Sanırım hayatımda hiç bu kadar akışa teslim olduğum bir dönem olmamıştı. Sanırım hayatımda hiç bu kadar akışa teslim olduğum bir dönem olmamıştı., Bilmiyorum. Evet, bu dönem ben resmen kendimi tanıyorum. Hatta çevremdekiler de öyle… Onlar ben başka yönden tanıyorlar ben de onları…Sanırım hayatımda hiç bu kadar akışa teslim olduğum bir dönem olmamıştı.Çok özledim annemle babamı. Çok özledim evimi. Ama ne zaman yanlarına gidebileceğimi bile bilmediğim için bana bu soruyu soranlara o cevabı bile veremiyorum. Çünkü gerçekten bilmiyorum.

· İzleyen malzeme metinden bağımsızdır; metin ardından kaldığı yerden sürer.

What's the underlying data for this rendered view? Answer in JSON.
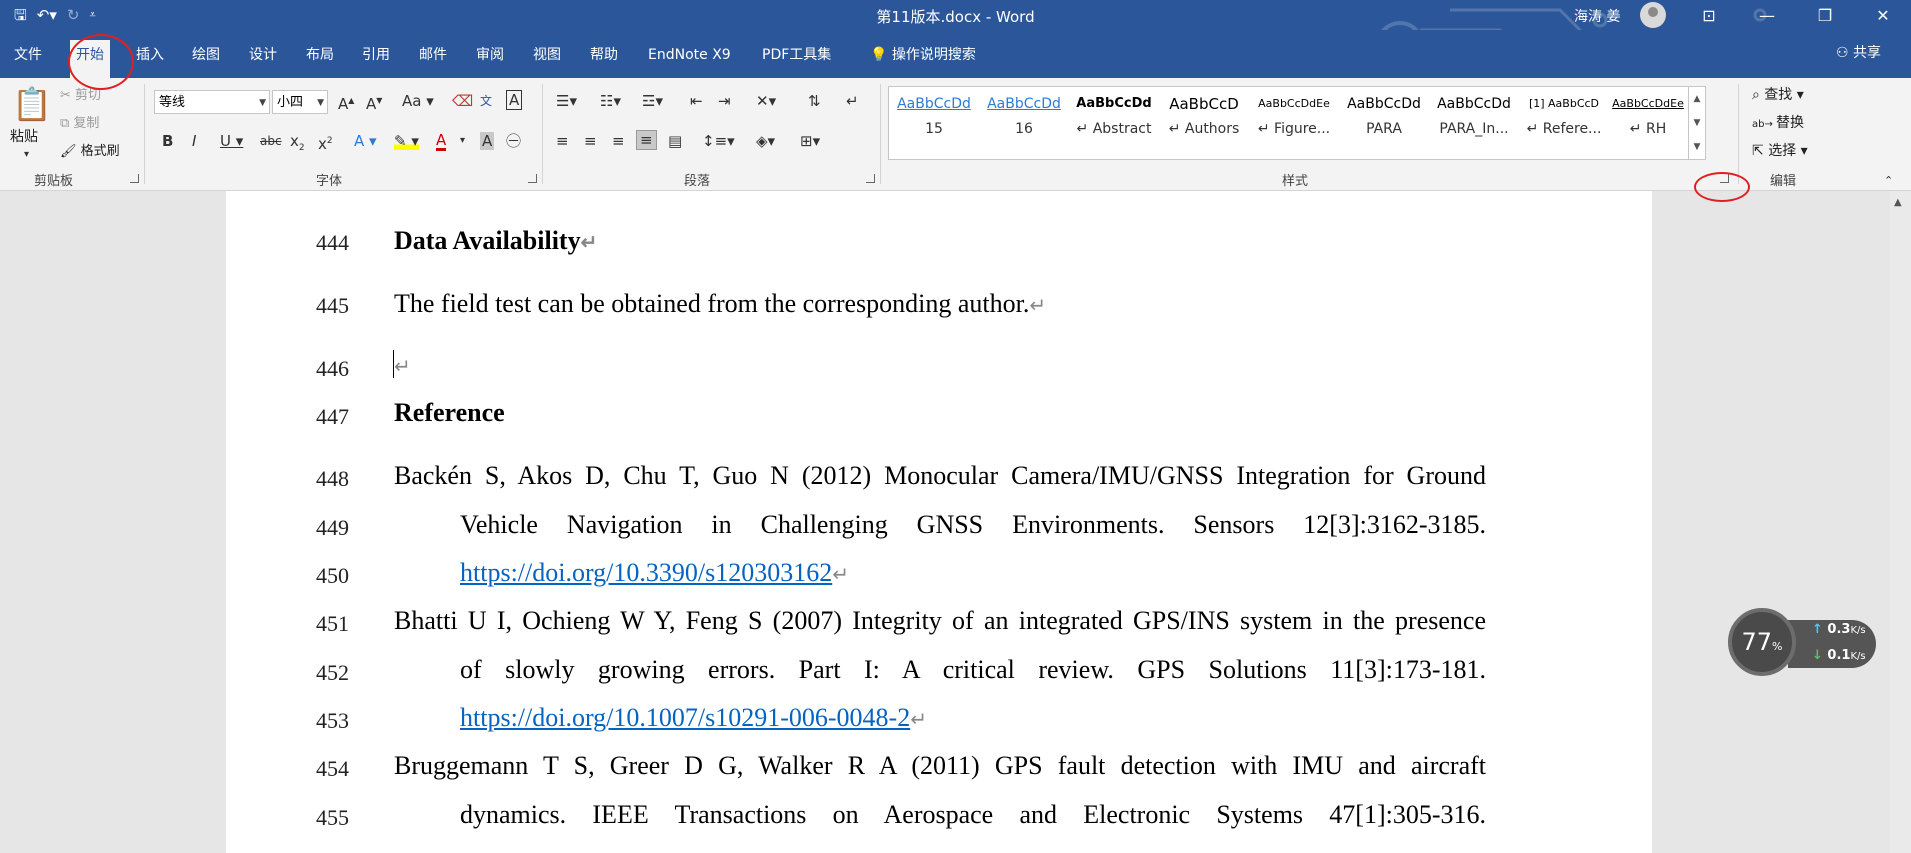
{
  "window": {
    "title": "第11版本.docx  -  Word",
    "user": "海涛 姜",
    "qat_icons": [
      "save-icon",
      "undo-icon",
      "redo-icon",
      "customize-qat-icon"
    ],
    "controls": [
      "ribbon-display-icon",
      "minimize-icon",
      "restore-icon",
      "close-icon"
    ]
  },
  "tabs": [
    "文件",
    "开始",
    "插入",
    "绘图",
    "设计",
    "布局",
    "引用",
    "邮件",
    "审阅",
    "视图",
    "帮助",
    "EndNote X9",
    "PDF工具集",
    "操作说明搜索"
  ],
  "share_label": "共享",
  "ribbon": {
    "clipboard": {
      "paste": "粘贴",
      "cut": "剪切",
      "copy": "复制",
      "format_painter": "格式刷",
      "label": "剪贴板"
    },
    "font": {
      "name": "等线",
      "size": "小四",
      "label": "字体",
      "change_case": "Aa"
    },
    "paragraph": {
      "label": "段落"
    },
    "styles": {
      "label": "样式",
      "items": [
        {
          "preview": "AaBbCcDd",
          "name": "15"
        },
        {
          "preview": "AaBbCcDd",
          "name": "16"
        },
        {
          "preview": "AaBbCcDd",
          "name": "↵ Abstract"
        },
        {
          "preview": "AaBbCcD",
          "name": "↵ Authors"
        },
        {
          "preview": "AaBbCcDdEe",
          "name": "↵ Figure..."
        },
        {
          "preview": "AaBbCcDd",
          "name": "PARA"
        },
        {
          "preview": "AaBbCcDd",
          "name": "PARA_In..."
        },
        {
          "preview": "[1] AaBbCcD",
          "name": "↵ Refere..."
        },
        {
          "preview": "AaBbCcDdEe",
          "name": "↵ RH"
        }
      ]
    },
    "editing": {
      "find": "查找",
      "replace": "替换",
      "select": "选择",
      "label": "编辑"
    }
  },
  "document": {
    "lines": [
      {
        "num": "444",
        "text": "Data Availability",
        "bold": true
      },
      {
        "num": "445",
        "text": "The field test can be obtained from the corresponding author."
      },
      {
        "num": "446",
        "text": ""
      },
      {
        "num": "447",
        "text": "Reference",
        "bold": true
      },
      {
        "num": "448",
        "text": "Backén S, Akos D, Chu T, Guo N (2012) Monocular Camera/IMU/GNSS Integration for Ground"
      },
      {
        "num": "449",
        "text": "Vehicle Navigation in Challenging GNSS Environments. Sensors 12[3]:3162-3185."
      },
      {
        "num": "450",
        "text": "https://doi.org/10.3390/s120303162"
      },
      {
        "num": "451",
        "text": "Bhatti U I, Ochieng W Y, Feng S (2007) Integrity of an integrated GPS/INS system in the presence"
      },
      {
        "num": "452",
        "text": "of slowly growing errors. Part I: A critical review. GPS Solutions 11[3]:173-181."
      },
      {
        "num": "453",
        "text": "https://doi.org/10.1007/s10291-006-0048-2"
      },
      {
        "num": "454",
        "text": "Bruggemann T S, Greer D G, Walker R A (2011) GPS fault detection with IMU and aircraft"
      },
      {
        "num": "455",
        "text": "dynamics. IEEE Transactions on Aerospace and Electronic Systems 47[1]:305-316."
      }
    ],
    "para_mark": "↵"
  },
  "widget": {
    "percent": "77",
    "percent_unit": "%",
    "up": "0.3",
    "down": "0.1",
    "unit": "K/s"
  },
  "colors": {
    "ribbon_blue": "#2b579a",
    "link": "#0563c1",
    "annotation": "#e02020"
  }
}
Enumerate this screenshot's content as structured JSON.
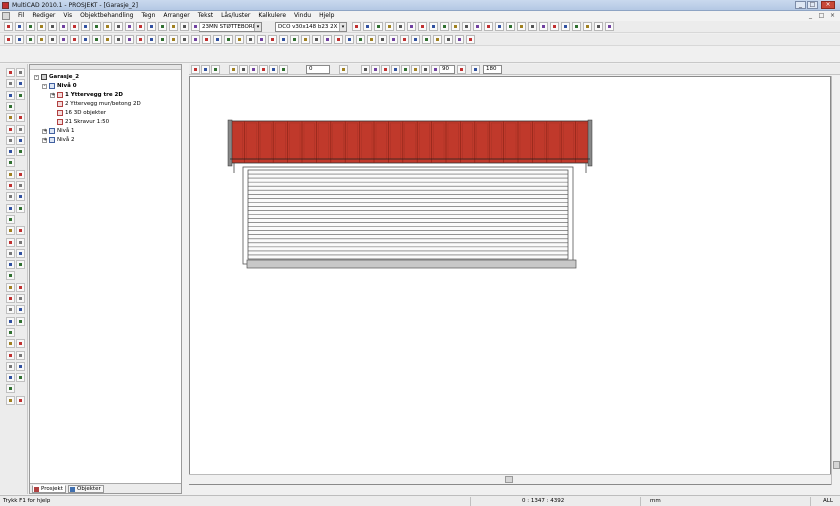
{
  "window": {
    "title": "MultiCAD 2010.1 - PROSJEKT - [Garasje_2]",
    "controls": [
      "_",
      "□",
      "×"
    ]
  },
  "menu": {
    "items": [
      "Fil",
      "Rediger",
      "Vis",
      "Objektbehandling",
      "Tegn",
      "Arranger",
      "Tekst",
      "Lås/luster",
      "Kalkulere",
      "Vindu",
      "Hjelp"
    ],
    "mdi_controls": [
      "_",
      "□",
      "×"
    ]
  },
  "toolbar": {
    "layer_combo": "23MN STØTTEBORD",
    "material_combo": "DCO v30x148 b23 2X"
  },
  "draw_toolbar": {
    "offset_value": "0",
    "angle_value": "90",
    "rotation_value": "180"
  },
  "tree": {
    "root": "Garasje_2",
    "nodes": [
      {
        "label": "Nivå 0",
        "level": 1,
        "bold": true,
        "expander": "-"
      },
      {
        "label": "1 Yttervegg tre 2D",
        "level": 2,
        "bold": true,
        "expander": "+"
      },
      {
        "label": "2 Yttervegg mur/betong 2D",
        "level": 2,
        "bold": false,
        "expander": ""
      },
      {
        "label": "16 3D objekter",
        "level": 2,
        "bold": false,
        "expander": ""
      },
      {
        "label": "21 Skravur 1:50",
        "level": 2,
        "bold": false,
        "expander": ""
      },
      {
        "label": "Nivå 1",
        "level": 1,
        "bold": false,
        "expander": "+"
      },
      {
        "label": "Nivå 2",
        "level": 1,
        "bold": false,
        "expander": "+"
      }
    ],
    "tabs": [
      "Prosjekt",
      "Objekter"
    ]
  },
  "drawing": {
    "roof_color": "#c0392b",
    "roof_dark": "#8e2418",
    "roof_tiles": 25,
    "door_slats": 22,
    "foundation_color": "#c8c8c8"
  },
  "status": {
    "help": "Trykk F1 for hjelp",
    "coords": "0 : 1347 : 4392",
    "unit": "mm",
    "mode": "ALL"
  }
}
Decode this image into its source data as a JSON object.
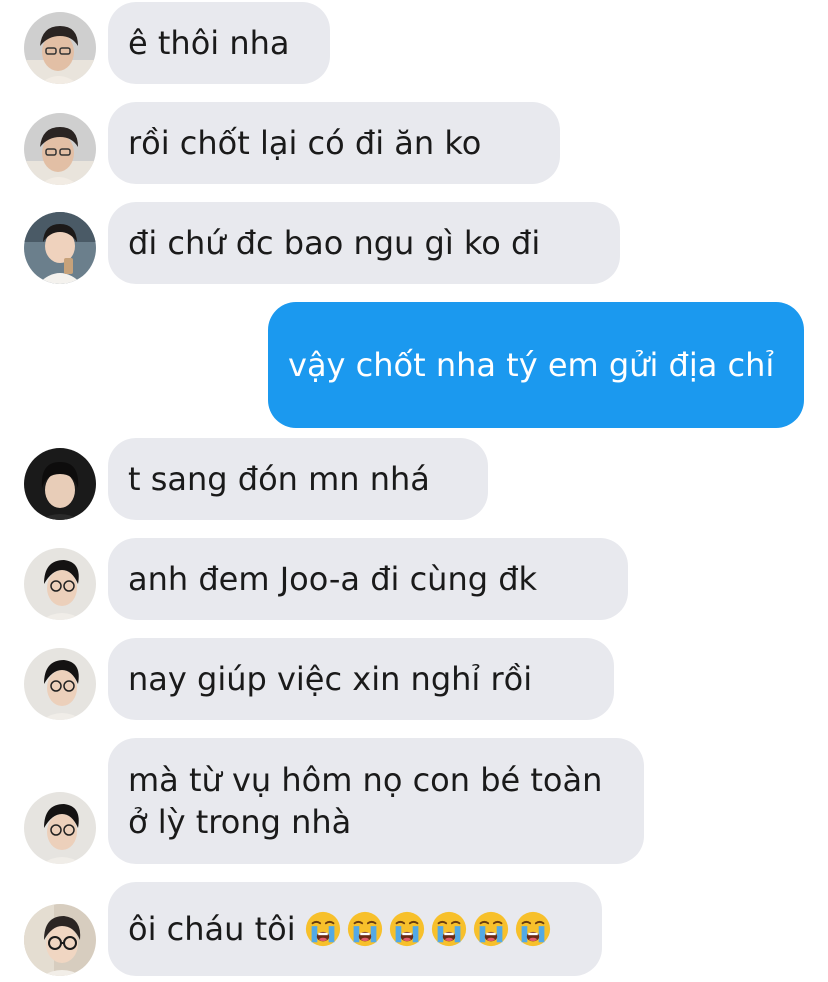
{
  "chat": {
    "colors": {
      "incoming_bubble": "#e8e9ee",
      "outgoing_bubble": "#1b99ef",
      "outgoing_text": "#ffffff",
      "incoming_text": "#1a1a1a"
    },
    "messages": [
      {
        "sender": "incoming",
        "avatar": "avatar-glasses-boy",
        "text": "ê thôi nha"
      },
      {
        "sender": "incoming",
        "avatar": "avatar-glasses-boy",
        "text": "rồi chốt lại có đi ăn ko"
      },
      {
        "sender": "incoming",
        "avatar": "avatar-boy-drink",
        "text": "đi chứ đc bao ngu gì ko đi"
      },
      {
        "sender": "outgoing",
        "text": "vậy chốt nha tý em gửi địa chỉ"
      },
      {
        "sender": "incoming",
        "avatar": "avatar-dark-hair-boy",
        "text": "t sang đón mn nhá"
      },
      {
        "sender": "incoming",
        "avatar": "avatar-glasses-man",
        "text": "anh đem Joo-a đi cùng đk"
      },
      {
        "sender": "incoming",
        "avatar": "avatar-glasses-man",
        "text": "nay giúp việc xin nghỉ rồi"
      },
      {
        "sender": "incoming",
        "avatar": "avatar-glasses-man",
        "text": "mà từ vụ hôm nọ con bé toàn ở lỳ trong nhà"
      },
      {
        "sender": "incoming",
        "avatar": "avatar-round-glasses-boy",
        "text": "ôi cháu tôi",
        "emoji": "loudly-crying-face",
        "emoji_count": 6
      }
    ]
  }
}
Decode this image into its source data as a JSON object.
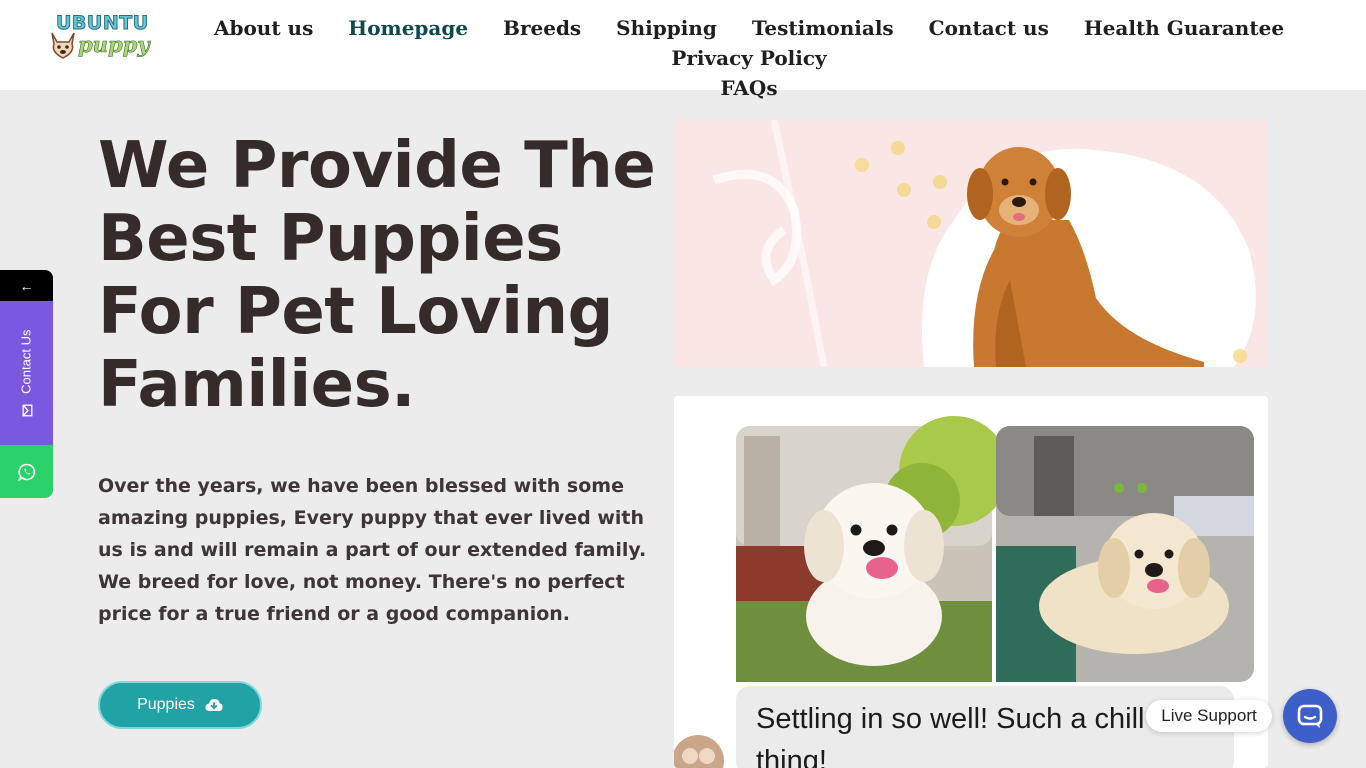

Sonbaharla ilgili “sağlıklı olma” isteği dışında hiçbir düşüncem yok. Oysa daha geçen yaz işle ilgili planlar yapıyordum. Hayallerim vardı…
Hepsi uçtu gitti.Hayalim yok demiyorum, hayalim var ancak onun büyüsüne kapılmıyorum diyeyim…
En çok söylendiğim söz olan “anda kal”ı yaşıyorum sanırım.
Bundan birkaç gün önce e-postamı kontrol ediyordum.
Bütün hepsinin silindiğini gördüm. 2020-2015 arası yok. Hepsi yok olmuş.
Normalde elim ayağım titrerdi. Titremedi.
Değiştiremeyeceğim her şeye bakışım değişti. Her şeye…
Bir de… Sabrım tükendi. Daha doğrusu sabrım yön değiştirdi. Daha önce tahammül edemediklerimi kucaklıyor, her zaman yaptıklarımı da elimin tersiyle itiyorum.
Dışarıdan her şey çok laylaylom görünüyor biliyorum. Hatta aileme karşı bile öyle. Yediğim kazıkları saysam kimse inanmaz.Şimdi bile Denize karşı bu yazıyı yazmak büyük bir nimet ve bunun sonuna kadar farkındayım.
Onları da bir kenara atıyorum. Bazı yaşananları olmamış gibi düşünüyorum.
Haksızlıklar olmuyor mu? En alasını görüyor ve “Of neden” yerine “Ay hep öyleydi devam da edecek” diyorum ve konuyu kapatıyorum. Şu an yazarken aklıma geldi yine sinir oldum da beş dakika sonra geçeceğini biliyorum artık bu duygumun.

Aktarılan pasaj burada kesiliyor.